別名に磔八幡がある。山中共古『吉居雑話』[注釈 1]に磔八幡の謂れが記される。
吉原町西青嶋ニ磔八幡トイフ神社アリ、昔時検見棹打ニ関シ、村民ノ難義ノ為ニ已レ
罪人トナリ磔ニ刑セラレシ 其ヲ、八幡トシテ祀リシト、或時此神社非常ニ流行シ、参詣人モ非常、納物モ多クアリタルヲ、此磔ニサレシ者ノ子孫川口トイヘル人、此社ノ参詣人多キヲ見テ、村持ノ地ヨリ已ノ持地ヘ此神社ヲ移シ、一人〆ニ□入セント企テ、宅地ヘ曳キ入レタレシガ、其後トント参リ人モ無クナリ、今ニサミシキ村社トナレリ、
— 『吉居雑話』
『吉居雑話』によると、以下のようにある。その昔、厳しい検地に抗したある村人が居た。その村人は罪人として磔刑に処されたが、尊敬の念から同地では八幡として祀られた。その人物には子孫がおり、川口といった。川口某は八幡宮が隆盛しているのを見て、村持であったはずの社を自らの宅地へと移してしまった。参詣者による納物が多く、それを一人占めしようと画策したためである。しかし以後はとんと参詣客も居なくなり、寂しい村社に変わり果ててしまったという。
また大正7年(1918年)になると、全国巡遊中に吉原町に寄った大参教渡部松菊斎という人物により、磔八幡の由緒書が著される。同由緒書によると、事の発端は延宝9年(1681年)に青島村が官史に苛烈な検地を受け、青島村の川口市郎兵衛が抗議したことに始まるという。

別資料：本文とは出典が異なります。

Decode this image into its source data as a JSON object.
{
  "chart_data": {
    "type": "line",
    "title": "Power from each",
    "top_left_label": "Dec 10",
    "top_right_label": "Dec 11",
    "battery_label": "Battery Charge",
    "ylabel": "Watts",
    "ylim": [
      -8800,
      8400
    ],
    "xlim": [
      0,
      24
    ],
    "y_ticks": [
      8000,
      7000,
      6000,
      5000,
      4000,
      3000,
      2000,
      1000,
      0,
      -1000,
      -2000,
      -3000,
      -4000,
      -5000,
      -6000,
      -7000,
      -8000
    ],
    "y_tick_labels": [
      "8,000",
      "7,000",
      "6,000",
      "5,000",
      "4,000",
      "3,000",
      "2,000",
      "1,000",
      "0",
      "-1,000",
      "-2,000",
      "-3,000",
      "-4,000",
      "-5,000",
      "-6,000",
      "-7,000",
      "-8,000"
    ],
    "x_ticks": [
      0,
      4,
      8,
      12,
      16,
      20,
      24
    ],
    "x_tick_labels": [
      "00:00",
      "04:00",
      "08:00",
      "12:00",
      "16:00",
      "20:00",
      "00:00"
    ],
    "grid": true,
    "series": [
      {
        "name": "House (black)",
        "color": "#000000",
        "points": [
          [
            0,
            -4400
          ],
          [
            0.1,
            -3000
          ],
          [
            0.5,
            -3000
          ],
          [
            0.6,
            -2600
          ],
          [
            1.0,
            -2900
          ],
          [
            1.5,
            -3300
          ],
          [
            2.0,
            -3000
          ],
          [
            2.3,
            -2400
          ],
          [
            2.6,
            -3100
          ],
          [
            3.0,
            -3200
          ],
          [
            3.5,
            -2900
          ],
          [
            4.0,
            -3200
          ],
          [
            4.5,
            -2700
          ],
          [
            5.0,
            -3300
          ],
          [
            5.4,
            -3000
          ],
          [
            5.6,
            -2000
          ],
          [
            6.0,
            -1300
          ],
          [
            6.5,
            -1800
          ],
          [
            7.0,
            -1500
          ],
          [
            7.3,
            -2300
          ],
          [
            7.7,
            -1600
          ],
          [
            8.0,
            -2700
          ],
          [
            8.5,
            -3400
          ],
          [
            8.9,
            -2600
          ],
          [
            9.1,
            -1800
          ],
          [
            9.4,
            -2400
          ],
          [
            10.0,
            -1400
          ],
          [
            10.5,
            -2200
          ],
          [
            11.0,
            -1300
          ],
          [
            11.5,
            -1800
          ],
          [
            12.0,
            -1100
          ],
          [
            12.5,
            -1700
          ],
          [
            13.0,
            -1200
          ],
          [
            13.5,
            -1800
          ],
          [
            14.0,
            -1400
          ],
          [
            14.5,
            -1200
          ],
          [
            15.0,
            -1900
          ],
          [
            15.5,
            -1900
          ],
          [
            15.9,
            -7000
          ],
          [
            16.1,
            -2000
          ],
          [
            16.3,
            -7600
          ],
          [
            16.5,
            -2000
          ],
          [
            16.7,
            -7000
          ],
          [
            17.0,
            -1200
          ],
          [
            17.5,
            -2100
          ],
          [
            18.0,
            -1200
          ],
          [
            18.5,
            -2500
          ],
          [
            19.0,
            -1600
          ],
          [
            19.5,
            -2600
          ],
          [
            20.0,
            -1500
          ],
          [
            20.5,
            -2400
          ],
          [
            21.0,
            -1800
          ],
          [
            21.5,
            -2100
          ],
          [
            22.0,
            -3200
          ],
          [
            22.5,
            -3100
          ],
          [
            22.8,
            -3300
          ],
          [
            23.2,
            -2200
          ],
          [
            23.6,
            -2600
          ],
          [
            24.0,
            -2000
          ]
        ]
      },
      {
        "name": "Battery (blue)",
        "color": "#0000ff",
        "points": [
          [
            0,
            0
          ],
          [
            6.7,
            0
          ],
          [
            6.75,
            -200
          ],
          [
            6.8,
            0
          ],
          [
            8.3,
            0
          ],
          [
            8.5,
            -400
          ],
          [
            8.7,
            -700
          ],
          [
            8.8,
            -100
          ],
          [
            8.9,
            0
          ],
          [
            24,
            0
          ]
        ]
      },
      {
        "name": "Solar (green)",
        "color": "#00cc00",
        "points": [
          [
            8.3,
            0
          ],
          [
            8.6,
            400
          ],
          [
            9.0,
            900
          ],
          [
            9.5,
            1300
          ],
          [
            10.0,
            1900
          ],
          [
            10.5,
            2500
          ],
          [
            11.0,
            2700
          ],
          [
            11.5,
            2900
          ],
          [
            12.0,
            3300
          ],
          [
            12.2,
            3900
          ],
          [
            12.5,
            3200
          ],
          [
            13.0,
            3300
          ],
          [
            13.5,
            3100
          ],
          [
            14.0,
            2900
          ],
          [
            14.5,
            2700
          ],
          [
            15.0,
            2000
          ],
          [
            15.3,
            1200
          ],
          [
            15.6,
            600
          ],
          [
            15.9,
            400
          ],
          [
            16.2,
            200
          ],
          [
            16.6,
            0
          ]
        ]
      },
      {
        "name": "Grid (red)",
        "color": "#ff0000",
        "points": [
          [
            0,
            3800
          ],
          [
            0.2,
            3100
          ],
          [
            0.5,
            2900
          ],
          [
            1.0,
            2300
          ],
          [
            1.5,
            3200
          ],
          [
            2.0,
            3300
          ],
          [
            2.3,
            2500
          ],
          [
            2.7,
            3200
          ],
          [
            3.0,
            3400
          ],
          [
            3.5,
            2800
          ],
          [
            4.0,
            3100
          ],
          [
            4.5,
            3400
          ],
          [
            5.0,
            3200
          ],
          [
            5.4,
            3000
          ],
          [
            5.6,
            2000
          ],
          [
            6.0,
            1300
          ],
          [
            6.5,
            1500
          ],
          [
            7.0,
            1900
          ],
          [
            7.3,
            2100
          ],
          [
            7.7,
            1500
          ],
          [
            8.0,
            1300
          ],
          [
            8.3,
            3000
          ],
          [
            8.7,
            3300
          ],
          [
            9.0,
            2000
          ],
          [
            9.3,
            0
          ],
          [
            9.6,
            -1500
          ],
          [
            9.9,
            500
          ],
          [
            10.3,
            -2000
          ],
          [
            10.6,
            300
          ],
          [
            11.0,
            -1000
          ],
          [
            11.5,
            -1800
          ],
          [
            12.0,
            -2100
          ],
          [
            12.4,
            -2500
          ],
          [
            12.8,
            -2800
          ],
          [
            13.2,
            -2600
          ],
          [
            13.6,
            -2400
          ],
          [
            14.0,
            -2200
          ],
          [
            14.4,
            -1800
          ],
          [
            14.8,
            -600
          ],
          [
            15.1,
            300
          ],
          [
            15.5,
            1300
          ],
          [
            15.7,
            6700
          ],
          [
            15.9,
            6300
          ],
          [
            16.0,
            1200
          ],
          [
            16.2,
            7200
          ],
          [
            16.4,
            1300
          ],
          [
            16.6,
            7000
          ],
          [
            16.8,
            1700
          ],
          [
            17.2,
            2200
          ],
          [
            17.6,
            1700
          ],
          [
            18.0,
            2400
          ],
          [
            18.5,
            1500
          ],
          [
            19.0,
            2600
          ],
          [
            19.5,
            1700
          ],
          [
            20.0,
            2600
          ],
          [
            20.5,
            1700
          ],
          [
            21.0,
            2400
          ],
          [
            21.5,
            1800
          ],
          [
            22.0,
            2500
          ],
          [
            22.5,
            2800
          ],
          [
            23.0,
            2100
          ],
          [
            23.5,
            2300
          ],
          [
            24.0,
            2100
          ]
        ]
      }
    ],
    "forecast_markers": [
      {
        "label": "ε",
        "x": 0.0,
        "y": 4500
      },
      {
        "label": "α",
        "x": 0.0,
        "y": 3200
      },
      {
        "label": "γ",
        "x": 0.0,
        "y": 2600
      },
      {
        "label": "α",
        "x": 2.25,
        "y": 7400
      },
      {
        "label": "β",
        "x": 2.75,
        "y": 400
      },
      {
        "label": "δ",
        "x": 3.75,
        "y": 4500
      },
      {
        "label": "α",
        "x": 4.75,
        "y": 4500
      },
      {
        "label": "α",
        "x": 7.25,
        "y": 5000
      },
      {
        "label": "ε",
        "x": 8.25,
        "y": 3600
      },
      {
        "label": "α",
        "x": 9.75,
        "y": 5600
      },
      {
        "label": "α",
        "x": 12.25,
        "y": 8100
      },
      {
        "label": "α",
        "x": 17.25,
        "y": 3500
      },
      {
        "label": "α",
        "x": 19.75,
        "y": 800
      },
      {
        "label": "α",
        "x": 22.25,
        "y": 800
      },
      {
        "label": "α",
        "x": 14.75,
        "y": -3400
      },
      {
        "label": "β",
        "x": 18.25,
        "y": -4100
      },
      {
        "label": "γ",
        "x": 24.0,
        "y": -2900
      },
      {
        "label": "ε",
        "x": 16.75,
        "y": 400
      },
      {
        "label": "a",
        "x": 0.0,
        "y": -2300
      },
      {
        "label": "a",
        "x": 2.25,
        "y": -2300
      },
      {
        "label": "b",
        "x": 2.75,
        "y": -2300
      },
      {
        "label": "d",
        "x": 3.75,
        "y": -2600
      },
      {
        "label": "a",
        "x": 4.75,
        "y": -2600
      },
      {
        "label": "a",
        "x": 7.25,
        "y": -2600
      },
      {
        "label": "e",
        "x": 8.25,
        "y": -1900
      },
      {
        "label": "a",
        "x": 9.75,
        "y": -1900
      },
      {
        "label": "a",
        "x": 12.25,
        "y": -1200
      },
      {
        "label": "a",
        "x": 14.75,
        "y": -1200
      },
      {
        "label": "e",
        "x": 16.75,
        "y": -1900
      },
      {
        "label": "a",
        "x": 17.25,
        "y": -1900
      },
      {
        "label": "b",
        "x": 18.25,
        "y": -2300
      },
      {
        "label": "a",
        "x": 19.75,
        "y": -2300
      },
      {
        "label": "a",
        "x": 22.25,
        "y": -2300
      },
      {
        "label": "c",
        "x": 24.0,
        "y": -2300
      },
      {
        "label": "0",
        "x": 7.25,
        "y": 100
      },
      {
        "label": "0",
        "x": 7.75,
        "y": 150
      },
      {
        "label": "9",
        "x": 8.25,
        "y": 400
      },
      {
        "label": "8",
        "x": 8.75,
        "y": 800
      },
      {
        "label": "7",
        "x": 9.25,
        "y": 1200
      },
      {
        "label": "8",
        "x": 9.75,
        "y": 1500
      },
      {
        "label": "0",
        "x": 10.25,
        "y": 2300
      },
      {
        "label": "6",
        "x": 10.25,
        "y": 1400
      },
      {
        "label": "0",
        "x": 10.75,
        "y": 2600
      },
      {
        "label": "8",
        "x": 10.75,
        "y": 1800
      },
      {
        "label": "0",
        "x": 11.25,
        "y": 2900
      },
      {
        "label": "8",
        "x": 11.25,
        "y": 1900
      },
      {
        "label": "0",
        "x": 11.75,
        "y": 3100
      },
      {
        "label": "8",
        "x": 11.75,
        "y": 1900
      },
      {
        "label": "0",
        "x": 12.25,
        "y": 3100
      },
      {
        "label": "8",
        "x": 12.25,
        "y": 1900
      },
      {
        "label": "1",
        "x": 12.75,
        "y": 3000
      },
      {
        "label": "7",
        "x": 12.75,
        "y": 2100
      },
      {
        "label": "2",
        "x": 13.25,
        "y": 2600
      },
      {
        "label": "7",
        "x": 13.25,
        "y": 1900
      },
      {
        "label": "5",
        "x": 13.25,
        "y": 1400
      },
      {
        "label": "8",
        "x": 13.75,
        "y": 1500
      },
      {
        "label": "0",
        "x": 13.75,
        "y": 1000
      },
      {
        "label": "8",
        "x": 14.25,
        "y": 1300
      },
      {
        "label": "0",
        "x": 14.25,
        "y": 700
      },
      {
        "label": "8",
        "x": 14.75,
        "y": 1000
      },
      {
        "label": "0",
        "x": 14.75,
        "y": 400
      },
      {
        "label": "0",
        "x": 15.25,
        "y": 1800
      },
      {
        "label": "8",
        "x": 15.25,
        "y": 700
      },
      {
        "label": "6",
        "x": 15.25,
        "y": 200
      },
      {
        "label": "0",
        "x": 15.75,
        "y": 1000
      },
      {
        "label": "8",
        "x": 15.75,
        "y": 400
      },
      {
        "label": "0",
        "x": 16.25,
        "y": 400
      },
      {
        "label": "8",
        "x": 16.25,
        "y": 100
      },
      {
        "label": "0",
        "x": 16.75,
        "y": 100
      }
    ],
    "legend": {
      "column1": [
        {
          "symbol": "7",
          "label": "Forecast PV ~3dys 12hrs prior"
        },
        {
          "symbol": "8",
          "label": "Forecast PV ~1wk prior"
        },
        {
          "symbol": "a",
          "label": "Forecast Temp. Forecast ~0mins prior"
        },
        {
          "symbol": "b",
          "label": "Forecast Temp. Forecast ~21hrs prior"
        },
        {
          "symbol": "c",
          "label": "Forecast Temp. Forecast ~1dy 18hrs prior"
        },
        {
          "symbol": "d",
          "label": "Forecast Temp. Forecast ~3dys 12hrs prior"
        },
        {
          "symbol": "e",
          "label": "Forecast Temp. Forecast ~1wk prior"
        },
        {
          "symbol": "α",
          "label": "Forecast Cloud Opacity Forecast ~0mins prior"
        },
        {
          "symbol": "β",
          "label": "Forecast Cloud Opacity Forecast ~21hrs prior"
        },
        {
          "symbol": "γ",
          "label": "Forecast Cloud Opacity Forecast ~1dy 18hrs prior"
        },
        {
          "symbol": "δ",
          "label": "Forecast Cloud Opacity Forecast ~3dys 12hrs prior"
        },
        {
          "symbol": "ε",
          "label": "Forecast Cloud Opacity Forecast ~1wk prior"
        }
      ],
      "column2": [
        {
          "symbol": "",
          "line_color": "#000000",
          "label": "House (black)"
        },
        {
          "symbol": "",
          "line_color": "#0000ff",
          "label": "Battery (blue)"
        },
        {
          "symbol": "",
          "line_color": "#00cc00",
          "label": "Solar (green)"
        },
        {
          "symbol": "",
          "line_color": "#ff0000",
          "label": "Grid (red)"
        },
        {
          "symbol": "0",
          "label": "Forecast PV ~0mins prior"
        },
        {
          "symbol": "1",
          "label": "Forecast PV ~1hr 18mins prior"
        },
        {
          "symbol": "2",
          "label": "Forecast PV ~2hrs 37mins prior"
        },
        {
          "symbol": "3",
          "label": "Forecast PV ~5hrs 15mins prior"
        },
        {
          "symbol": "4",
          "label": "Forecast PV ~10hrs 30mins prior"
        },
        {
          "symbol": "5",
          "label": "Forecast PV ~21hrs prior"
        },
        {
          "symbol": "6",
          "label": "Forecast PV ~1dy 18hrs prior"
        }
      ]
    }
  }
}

官史はやむなく検地を中止、幕府へ上申した。市郎兵衛は江戸奉行所へ送られ、審議の結果、磔の刑に処された。享年は二十九であったという。これを伝聞した村民は皆涙を流し、恩人の霊として八幡神社[注釈 2]に合祀し、これを磔八幡と称した。また宝暦13年(1763年)には徳川家治が市郎兵衛の義気を賞して赦免し、卜部兼雄より幣帛を供せられ、それが現存しているとある[3]。
一方、この伝承の基となった史資料は確認されていない。渡部松菊斎による由緒書によると、安政年間の大火災で記録類が焼失したという。また市郎兵衛の末裔を称する家が数十件あるといい、それら川口姓の家との関係性を推測したものある。